Largo de Santa Rita, por Charles Julius Dunlop

O LARGO de Santa Rita, antigo sítio do Valverde ou do Vila Verde, foi outrora cemitério de escravos, conhecido pelo nome de “Cemitério dos Pretos Novos”.
No vice-reinado do marquês do Lavradio (1769-1779), foram terminantemente proibidos os sepultamentos ali. É que, já deficiente o seu espaço, abusavam alguns senhores de escravos, mandando abrir covas até fora do campo-santo, nelas lançando os cadáveres.
Durante alguns anos, uma guarda de soldados da tropa de linha fazia sentinela no cemitério, a fim de impedir tais abusos.

Narra o historiador Moreira de Azevedo que, certa noite, três homens de braço dado aproximaram-se do local e se ajoelharam. Depois de algum tempo, retiraram-se dois e um ficou de joelhos. A sentinela, vendo que este permanecia muito tempo naquela posição, aproximou-se e lhe ordenou que se levantasse. Não teve resposta. Fez-lhe nova observação. Nada. Bateu-lhe no ombro, mas com esse movimento o “devoto” rolou no chão, Examinando-o, verificou o soldado que se tratava de um cadáver que os dois embuçados haviam ali deixado…
Ainda a propósito de enterros em Santa Rita, contaram a Vieira Fazenda o seguinte episódio: um boticário da vizinhança possuía um macaco, notável por suas habilidades.

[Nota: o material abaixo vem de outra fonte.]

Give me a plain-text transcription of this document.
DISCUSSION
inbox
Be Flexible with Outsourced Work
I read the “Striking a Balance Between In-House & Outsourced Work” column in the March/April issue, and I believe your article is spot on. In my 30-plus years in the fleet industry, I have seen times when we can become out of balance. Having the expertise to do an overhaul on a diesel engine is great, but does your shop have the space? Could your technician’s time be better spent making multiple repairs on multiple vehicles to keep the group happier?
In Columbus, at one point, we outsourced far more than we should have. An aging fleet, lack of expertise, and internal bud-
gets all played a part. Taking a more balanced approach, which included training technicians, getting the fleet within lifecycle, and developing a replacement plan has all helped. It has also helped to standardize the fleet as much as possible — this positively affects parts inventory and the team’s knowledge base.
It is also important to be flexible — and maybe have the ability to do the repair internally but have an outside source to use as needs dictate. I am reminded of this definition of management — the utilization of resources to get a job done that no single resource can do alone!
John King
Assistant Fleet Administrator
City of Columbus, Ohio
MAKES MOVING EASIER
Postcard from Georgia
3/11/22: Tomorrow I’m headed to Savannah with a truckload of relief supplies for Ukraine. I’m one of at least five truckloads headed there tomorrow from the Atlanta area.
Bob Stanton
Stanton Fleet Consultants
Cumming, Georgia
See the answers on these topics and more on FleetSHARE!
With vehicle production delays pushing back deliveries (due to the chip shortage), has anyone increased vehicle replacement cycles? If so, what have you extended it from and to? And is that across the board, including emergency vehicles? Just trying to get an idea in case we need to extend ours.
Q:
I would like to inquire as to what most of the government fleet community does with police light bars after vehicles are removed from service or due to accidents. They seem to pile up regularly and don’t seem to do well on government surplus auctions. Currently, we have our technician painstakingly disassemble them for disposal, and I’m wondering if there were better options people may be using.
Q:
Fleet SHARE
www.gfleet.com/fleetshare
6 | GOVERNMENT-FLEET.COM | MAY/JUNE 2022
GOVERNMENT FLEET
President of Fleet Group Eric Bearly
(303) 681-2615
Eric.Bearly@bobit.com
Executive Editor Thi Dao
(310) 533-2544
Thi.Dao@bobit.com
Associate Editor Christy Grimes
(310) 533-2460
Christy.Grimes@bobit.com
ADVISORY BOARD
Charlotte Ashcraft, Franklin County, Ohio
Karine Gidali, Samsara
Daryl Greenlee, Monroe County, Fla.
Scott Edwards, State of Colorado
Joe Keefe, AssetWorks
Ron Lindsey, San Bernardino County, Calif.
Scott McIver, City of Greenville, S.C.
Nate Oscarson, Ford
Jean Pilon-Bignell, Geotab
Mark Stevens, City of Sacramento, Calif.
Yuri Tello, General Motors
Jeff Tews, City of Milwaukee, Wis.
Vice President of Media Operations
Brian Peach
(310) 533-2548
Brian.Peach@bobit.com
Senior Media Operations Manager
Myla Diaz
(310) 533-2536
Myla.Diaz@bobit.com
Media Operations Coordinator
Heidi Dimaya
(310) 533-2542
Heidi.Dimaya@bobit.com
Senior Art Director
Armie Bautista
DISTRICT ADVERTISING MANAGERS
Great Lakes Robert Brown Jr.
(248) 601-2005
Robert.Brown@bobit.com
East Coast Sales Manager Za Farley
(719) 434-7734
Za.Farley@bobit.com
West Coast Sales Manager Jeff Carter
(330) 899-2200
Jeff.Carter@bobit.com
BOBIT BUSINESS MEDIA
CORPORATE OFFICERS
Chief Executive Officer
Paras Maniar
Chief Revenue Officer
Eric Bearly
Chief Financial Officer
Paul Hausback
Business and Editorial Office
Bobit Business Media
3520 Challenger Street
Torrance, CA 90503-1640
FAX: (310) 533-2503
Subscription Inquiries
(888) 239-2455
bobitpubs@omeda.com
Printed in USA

Um dia morreu o símio e o seu dono, inconsolável, entendeu de sepultá-lo na igreja. A peso de ouro aliciou o sacristão e o sineiro e o animal foi sepultado, tal como se fosse gente, e, o que é mais, teve dobre de finados. Descoberto o engôdo, o povo alvoroçou-se, querendo “chegar a roupa ao corpo dos profanadores”. Interveio a polícia, o boticário fugiu e o macaco foi exumado e atirado numa carroça de lixo.
A fotografia destacada mostra o largo de Santa Rita, antes do alargamento da rua Visconde de Inhaúma (que se vê em frente), iniciado em 1904 e concluído em 1905. O prédio de dois pavimentos, na esquina dessa rua, foi onde João Soares Lisboa montou uma tipografia para imprimir o seu periódico “Correio do Rio de Janeiro”, substituído, em 1824, pelo “Spectador Brasileiro”.
A demolição à direita, no primeiro plano, é do prolongamento da avenida Marechal Floriano, desde a rua Uruguaiana, obra essa também executada na administração do prefeito Francisco Pereira Passos.
No centro desse largo existiu até 1825 um cruzeiro de pedra; depois, em 1842, um chafariz, que foi substituído em 1884 pela fonte de ferro que se vê a´ esquerda do quiosque.
Do passado, resta somente a vetusta igreja paroquial de Santa Rita de Cássia, construída, no começo do século XVIII. No chão desse templo dormem o sono eterno seus fundadores, o selador-mor da Alfândega, Manuel Nascentes Pinto, e sua esposa d. Antônia Maria Nascentes Pinto.
A Santa Rita que está no nicho dessa igreja é a antiga imagem venerada pelos Nascentes Pinto. É ela de roca e, segundo ainda Moreira de Azevedo, possuía uma cruz de ouro de grande valor, um resplendor também de ouro e uma palma com três corôas de pedras preciosas, indicando os três estados da Santa: solteira, casada e viúva. Todos os anos, a 13 de maio, a imagem ia para a casa dos Nascentes; as joias eram entregues a um ourives de confiança, para limpar, e, vestida a imagem, voltava ricamente adornada para a igreja no dia 21, a fim de assistir à última novena de sua festa. Mas, em certo ano, foram roubadas todas as alfaias da Santa.
Há na torre dessa igreja um sino, em cuja circunferência se pode ler a seguinte curiosa inscrição: “De Santa Rita fui — De Santa Rita sou — O Sr. Capitão Mor — Me reformou”. O capitão-mor que mandou consertar este sino chamava-se José da Mota Pereira.
Fonte
- Dunlop, Charles Julius. Rio Antigo. 3ª Tiragem ed. Rio de Janeiro: Editora Rio Antigo, 1963. (Composto e impresso na Gráfica Laemmert, Ltda.).